The first effect of misery is black confusion in the thoughts, that the mind doth not distinctly consider and apply such thing as would be effectual to mitigate, or remove it. Besides, as when the stream overflows the channel, it runs foul and turbid: so immoderate sorrow often causeth secret discontent and anger at the Almighty, disquieting and tormenting risings of heart against his providence. All things are disordered and turbulent in the little and marvellous monarch of the soul. And such seeds of incitation are in our corrupt nature, that in the extremity of anguish, the furious passions swell into a storm, and break the restraints of reason and grace. Job in a hot fit expostulates strangely with God, Job 10. 3. 'Is it good unto thee that thou shouldest oppress ?' He was a holy man, and a prophet, who in the paroxysm of his passion, Jer. 20. 14. 'curst the day of his birth.'

Secondly; there is an excess in the continuance.

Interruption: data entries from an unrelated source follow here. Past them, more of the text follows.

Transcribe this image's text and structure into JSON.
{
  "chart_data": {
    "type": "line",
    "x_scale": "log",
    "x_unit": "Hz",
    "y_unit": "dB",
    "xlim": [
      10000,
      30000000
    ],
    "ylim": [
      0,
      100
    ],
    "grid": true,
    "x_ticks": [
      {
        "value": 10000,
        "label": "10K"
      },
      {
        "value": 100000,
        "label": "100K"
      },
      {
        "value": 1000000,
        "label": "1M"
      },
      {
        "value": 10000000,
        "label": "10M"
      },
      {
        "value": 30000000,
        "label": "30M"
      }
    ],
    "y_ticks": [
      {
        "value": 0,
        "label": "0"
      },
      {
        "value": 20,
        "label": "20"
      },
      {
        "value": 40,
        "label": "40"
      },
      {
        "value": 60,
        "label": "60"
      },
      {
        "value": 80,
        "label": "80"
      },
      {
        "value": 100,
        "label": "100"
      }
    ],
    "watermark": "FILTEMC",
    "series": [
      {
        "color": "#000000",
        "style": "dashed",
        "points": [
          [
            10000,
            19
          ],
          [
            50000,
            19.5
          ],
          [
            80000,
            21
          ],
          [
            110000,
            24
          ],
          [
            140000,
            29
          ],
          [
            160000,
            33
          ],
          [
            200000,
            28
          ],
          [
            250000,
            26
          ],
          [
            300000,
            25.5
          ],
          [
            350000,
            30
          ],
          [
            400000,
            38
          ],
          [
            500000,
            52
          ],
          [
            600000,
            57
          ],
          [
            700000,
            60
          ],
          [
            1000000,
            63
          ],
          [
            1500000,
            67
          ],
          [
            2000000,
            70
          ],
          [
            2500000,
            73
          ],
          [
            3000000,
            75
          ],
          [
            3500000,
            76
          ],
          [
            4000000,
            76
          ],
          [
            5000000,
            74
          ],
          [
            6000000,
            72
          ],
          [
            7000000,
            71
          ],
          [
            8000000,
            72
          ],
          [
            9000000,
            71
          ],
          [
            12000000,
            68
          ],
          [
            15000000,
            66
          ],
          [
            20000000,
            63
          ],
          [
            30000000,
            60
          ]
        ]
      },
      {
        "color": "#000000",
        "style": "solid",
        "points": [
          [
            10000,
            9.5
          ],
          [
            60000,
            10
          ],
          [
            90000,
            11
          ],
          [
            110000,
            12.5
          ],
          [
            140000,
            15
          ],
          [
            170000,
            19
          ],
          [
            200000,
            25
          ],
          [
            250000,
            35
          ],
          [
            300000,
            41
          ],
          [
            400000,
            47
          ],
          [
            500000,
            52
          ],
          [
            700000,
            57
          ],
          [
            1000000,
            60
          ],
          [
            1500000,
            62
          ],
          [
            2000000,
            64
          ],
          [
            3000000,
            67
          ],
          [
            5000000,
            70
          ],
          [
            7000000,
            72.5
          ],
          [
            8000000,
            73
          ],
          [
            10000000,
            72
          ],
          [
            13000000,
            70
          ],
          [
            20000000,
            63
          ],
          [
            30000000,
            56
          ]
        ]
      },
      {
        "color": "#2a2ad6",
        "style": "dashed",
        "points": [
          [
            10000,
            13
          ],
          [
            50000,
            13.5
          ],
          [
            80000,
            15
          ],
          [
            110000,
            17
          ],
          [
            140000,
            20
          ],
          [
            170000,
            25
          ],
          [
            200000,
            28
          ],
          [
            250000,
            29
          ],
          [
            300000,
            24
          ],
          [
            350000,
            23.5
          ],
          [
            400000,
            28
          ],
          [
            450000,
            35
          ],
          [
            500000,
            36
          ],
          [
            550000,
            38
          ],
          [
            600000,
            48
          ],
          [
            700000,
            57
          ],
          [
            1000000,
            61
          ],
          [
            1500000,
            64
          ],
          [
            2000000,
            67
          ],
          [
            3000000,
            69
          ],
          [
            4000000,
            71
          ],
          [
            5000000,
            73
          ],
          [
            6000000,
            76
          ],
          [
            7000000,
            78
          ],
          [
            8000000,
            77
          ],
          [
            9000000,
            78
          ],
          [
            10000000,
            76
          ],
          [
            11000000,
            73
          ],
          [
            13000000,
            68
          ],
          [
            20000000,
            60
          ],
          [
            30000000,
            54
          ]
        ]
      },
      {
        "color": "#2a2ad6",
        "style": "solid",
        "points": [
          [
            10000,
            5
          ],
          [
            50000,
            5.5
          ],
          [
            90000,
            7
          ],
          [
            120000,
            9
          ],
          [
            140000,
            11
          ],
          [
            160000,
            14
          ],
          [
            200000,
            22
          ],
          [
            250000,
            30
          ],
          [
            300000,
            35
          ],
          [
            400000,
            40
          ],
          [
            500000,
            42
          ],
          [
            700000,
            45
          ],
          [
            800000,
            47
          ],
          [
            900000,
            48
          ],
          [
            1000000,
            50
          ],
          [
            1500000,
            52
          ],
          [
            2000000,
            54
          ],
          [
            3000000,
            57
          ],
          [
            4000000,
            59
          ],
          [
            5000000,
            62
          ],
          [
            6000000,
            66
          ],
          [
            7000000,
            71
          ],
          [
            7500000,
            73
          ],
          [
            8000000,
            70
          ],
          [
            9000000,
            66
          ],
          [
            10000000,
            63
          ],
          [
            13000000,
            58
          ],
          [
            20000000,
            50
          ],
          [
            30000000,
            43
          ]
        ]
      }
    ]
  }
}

Deep grief doth more arrest the thoughts upon its object, than the affection of joy doth. The mind is not so easily diverted from what afflicts, as from what delights. The main strain of the soul is towards the mournful object; and in the midst of comforts to support the fainting spirits, there still remains a sad remembrance of that which torments: a swarm of stinging thoughts continually wound and inflame the breast: no counsels prevail, but the soul is resolved in its grief, and always restless with a bitter desire of what is irrecoverable. Thus the prophet describes the misery of Rachel, 'weeping for her children, and would not be comforted, because they were not.' Jer. 31. 15. As some venomous creatures turn all that they eat into poison; so obstinate sorrow takes occasion from every thing to increase itself. This consumes, the strength, and the mourner lives only to feel his misery, and thinks death too slow for him, that was so precipitate for the person lamented. Thus by the fixed contemplation of its trouble, the soul is distracted from its heavenly original, and from pursuing its blessed end, and indulgeth its sorrow, as if the loss of a temporal comfort were utterly undoing to it.

This obstinate grief is inconsistent with a resigned frame of spirit. Though in great afflictions, there will be a conflict of nature, and it is wisdom to let grief breathe forth, and have a passage, yet grace will assuage the fury, and limit the time, by regarding the will of God, and by deriving from the springs of comfort above, some inward refreshings, when the streams below totally fail.